TERTUNA — Lima warga Kabupaten Halmahera Utara menyerahkan secara sukarela 16 pucuk senjata api (senpi) ilegal beserta aksesori dan amunisi kepada Kepolisian Daerah Maluku Utara. Barang bukti itu dipamerkan pada konferensi pers di Kantor Gubernur Maluku Utara, Ternate, Senin, usai upacara peringatan Hari Ulang Tahun ke-81 Republik Indonesia.
Rangkaian penyerahan dan komposisi barang bukti
Penyerahan senjata dilakukan secara sukarela dan diterima oleh Polda Maluku Utara. Dari total senjata yang diserahkan, terdapat senjata laras panjang dan laras pendek serta sejumlah magazin dan butir amunisi. Penjelasan resmi disampaikan oleh Kapolda Maluku Utara dan Gubernur setempat.
| Jenis | Jumlah |
|---|---|
| Senjata api laras panjang | 11 |
| Senjata api laras pendek | 5 |
| Magazin | 4 |
| Amunisi (berbagai kaliber) | 138 butir |
Pernyataan pejabat
Gubernur Maluku Utara, Sherly Tjoanda, menyampaikan apresiasi atas sikap warga yang memilih jalan damai dengan menyerahkan senjata kepada aparat penegak hukum. Menurutnya, tindakan itu merupakan wujud kepedulian kolektif dalam menjaga keamanan dan keutuhan daerah.
"Keputusan masyarakat ini merupakan bentuk memilih menolak pengaruh-pengaruh yang bersifat negatif. Sehingga kalau ada masyarakat yang masih menyimpan senjata bisa diserahkan langsung ke Polda Maluku Utara,"
Kapolda Maluku Utara, Irjen Arif Budiman, menyatakan penyerahan senpi merupakan langkah konkret pencegahan konflik dan upaya menjaga perdamaian di provinsi. Ia menilai keputusan warga sebagai tindakan berani dan kesadaran hukum.
"Menyerahkan senjata kepada negara adalah wujud keberanian, kesadaran hukum, dan cinta kepada Negara Kesatuan Republik Indonesia. Keamanan sejati dibangun melalui kepercayaan, komunikasi, persatuan, dan kepatuhan terhadap hukum, bukan melalui kepemilikan senjata,"
Konsekuensi hukum dan imbauan
Pihak kepolisian menegaskan penanganan barang bukti akan dilakukan sesuai prosedur hukum yang berlaku. Kapolda juga mengimbau masyarakat yang masih menyimpan atau mengetahui keberadaan senjata ilegal untuk menyerahkannya langsung ke Polda Maluku Utara agar dapat diinventarisasi dan diamankan demi mengurangi potensi timbulnya konflik.
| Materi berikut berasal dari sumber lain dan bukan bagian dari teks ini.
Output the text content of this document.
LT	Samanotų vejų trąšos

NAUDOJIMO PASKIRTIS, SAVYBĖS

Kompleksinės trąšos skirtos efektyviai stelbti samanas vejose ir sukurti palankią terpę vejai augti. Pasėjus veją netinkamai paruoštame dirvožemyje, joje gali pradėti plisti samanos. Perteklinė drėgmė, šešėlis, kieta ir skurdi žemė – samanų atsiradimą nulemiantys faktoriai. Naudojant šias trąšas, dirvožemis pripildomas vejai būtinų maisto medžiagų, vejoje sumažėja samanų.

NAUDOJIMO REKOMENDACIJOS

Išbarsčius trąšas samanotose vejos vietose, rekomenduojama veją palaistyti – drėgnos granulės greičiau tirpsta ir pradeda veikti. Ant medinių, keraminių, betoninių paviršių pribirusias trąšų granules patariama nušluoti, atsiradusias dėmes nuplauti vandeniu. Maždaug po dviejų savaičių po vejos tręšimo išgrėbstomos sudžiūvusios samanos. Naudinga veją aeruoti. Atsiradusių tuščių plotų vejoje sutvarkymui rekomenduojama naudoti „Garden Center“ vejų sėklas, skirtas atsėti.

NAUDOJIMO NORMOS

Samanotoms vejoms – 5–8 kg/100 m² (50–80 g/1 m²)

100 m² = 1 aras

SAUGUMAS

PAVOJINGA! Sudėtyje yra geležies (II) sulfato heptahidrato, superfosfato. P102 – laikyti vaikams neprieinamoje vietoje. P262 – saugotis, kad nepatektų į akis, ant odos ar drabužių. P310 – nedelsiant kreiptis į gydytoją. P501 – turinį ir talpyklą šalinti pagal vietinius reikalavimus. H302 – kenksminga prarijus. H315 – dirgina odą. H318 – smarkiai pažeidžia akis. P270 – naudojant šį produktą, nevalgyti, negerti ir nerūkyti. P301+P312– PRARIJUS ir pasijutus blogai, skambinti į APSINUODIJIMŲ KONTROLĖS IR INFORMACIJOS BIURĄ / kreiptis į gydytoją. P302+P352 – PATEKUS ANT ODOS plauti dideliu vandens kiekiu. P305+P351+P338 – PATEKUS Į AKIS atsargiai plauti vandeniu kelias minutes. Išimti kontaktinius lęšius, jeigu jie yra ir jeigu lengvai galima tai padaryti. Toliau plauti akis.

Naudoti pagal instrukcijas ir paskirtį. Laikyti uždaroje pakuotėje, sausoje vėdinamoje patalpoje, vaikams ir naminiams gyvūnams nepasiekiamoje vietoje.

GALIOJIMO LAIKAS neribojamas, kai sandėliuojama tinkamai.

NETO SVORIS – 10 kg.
- Penyerahan bersifat sukarela dan menjadi salah satu upaya pencegahan konflik sosial.
- Pihak berwenang akan memproses barang bukti menurut ketentuan hukum yang berlaku.
- Masyarakat diimbau untuk mempercayakan penanganan senjata kepada aparat, bukan menyimpannya sendiri.
Dampak lokal dan konteks
Penyerahan senpi ini terjadi berbarengan dengan peringatan HUT ke-81 RI, momen yang dimanfaatkan pemerintah daerah dan aparat untuk menunjukkan sinergi antarlembaga dan masyarakat. Secara simbolis, langkah ini menjadi alat komunikasi publik bahwa penyelesaian persoalan keamanan dapat dilakukan melalui mekanisme hukum dan partisipasi warga.
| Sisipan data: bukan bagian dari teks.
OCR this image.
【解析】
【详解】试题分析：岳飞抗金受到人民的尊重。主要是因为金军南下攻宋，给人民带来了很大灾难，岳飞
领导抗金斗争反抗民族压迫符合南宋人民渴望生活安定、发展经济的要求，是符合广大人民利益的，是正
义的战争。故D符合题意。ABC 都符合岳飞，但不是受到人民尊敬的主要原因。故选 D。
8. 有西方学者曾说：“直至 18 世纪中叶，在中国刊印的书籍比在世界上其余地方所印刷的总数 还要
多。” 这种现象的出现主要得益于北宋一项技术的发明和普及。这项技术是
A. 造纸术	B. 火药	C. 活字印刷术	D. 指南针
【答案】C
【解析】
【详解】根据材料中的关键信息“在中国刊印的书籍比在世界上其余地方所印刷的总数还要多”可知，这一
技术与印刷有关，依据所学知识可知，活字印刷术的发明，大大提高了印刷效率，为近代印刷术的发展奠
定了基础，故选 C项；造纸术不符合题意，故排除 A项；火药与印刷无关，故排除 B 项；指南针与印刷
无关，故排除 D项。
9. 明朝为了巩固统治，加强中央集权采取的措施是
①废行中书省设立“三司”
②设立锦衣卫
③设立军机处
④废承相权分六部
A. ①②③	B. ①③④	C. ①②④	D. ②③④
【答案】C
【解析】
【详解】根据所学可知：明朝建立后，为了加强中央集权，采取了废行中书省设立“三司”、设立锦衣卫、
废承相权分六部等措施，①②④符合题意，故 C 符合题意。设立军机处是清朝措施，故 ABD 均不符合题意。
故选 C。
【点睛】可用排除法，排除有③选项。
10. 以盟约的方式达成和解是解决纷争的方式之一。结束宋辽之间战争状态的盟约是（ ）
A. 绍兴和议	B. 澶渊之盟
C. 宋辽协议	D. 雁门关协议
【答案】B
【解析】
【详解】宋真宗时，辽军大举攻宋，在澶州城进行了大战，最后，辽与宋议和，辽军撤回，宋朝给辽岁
Meskipun sebagian besar senjata dilaporkan sebagai peninggalan konflik sosial, pihak berwenang belum merinci lebih lanjut asal-usul masing-masing pucuk senjata. Kepolisian diperkirakan akan melanjutkan investigasi ke tingkat teknis untuk memastikan jalur perolehan dan potensi keterkaitan dengan peristiwa sebelumnya.
Langkah lanjutan
Polda Maluku Utara bersama unsur Forkopimda menyatakan akan terus mendorong program penyerahan senjata sukarela dan sosialisasi tentang bahaya kepemilikan senjata ilegal. Upaya semacam ini dianggap penting untuk meningkatkan rasa aman di tengah masyarakat dan mencegah terjadinya eskalasi konflik.
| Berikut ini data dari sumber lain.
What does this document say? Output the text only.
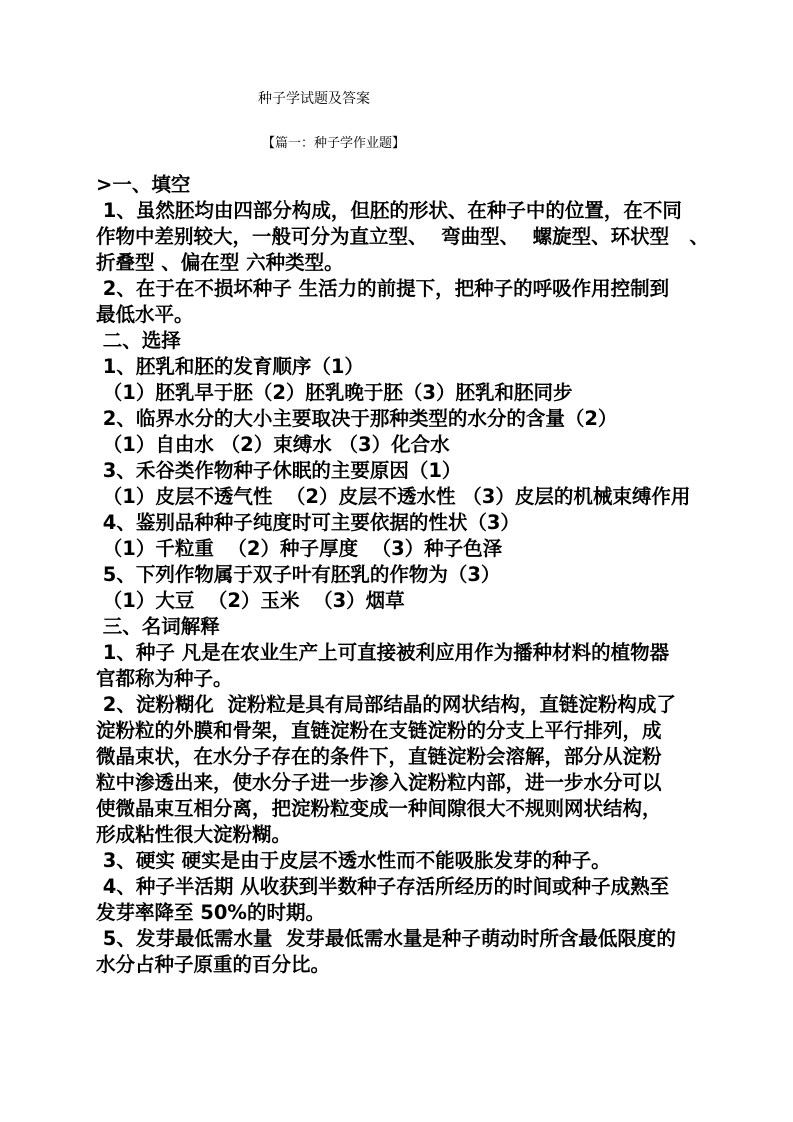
种子学试题及答案
【篇一：种子学作业题】
>一、填空
1、虽然胚均由四部分构成，但胚的形状、在种子中的位置，在不同
作物中差别较大，一般可分为直立型、  弯曲型、  螺旋型、环状型   、
折叠型 、偏在型 六种类型。
2、在于在不损坏种子 生活力的前提下，把种子的呼吸作用控制到
最低水平。
二、选择
1、胚乳和胚的发育顺序（1）
（1）胚乳早于胚（2）胚乳晚于胚（3）胚乳和胚同步
2、临界水分的大小主要取决于那种类型的水分的含量（2）
（1）自由水 （2）束缚水 （3）化合水
3、禾谷类作物种子休眠的主要原因（1）
（1）皮层不透气性  （2）皮层不透水性 （3）皮层的机械束缚作用
4、鉴别品种种子纯度时可主要依据的性状（3）
（1）千粒重  （2）种子厚度  （3）种子色泽
5、下列作物属于双子叶有胚乳的作物为（3）
（1）大豆  （2）玉米  （3）烟草
三、名词解释
1、种子 凡是在农业生产上可直接被利应用作为播种材料的植物器
官都称为种子。
2、淀粉糊化  淀粉粒是具有局部结晶的网状结构，直链淀粉构成了
淀粉粒的外膜和骨架，直链淀粉在支链淀粉的分支上平行排列，成
微晶束状，在水分子存在的条件下，直链淀粉会溶解，部分从淀粉
粒中渗透出来，使水分子进一步渗入淀粉粒内部，进一步水分可以
使微晶束互相分离，把淀粉粒变成一种间隙很大不规则网状结构，
形成粘性很大淀粉糊。
3、硬实 硬实是由于皮层不透水性而不能吸胀发芽的种子。
4、种子半活期 从收获到半数种子存活所经历的时间或种子成熟至
发芽率降至 50%的时期。
5、发芽最低需水量  发芽最低需水量是种子萌动时所含最低限度的
水分占种子原重的百分比。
Sementara itu, gubernur juga mengajak masyarakat untuk menjaga komunikasi dengan aparat dan menolak segala bentuk pengaruh negatif yang dapat memicu ketidakstabilan. Pihak kepolisian meminta warga yang mengetahui lokasi penyimpanan senjata untuk melaporkan atau menyerahkan langsung demi keselamatan publik.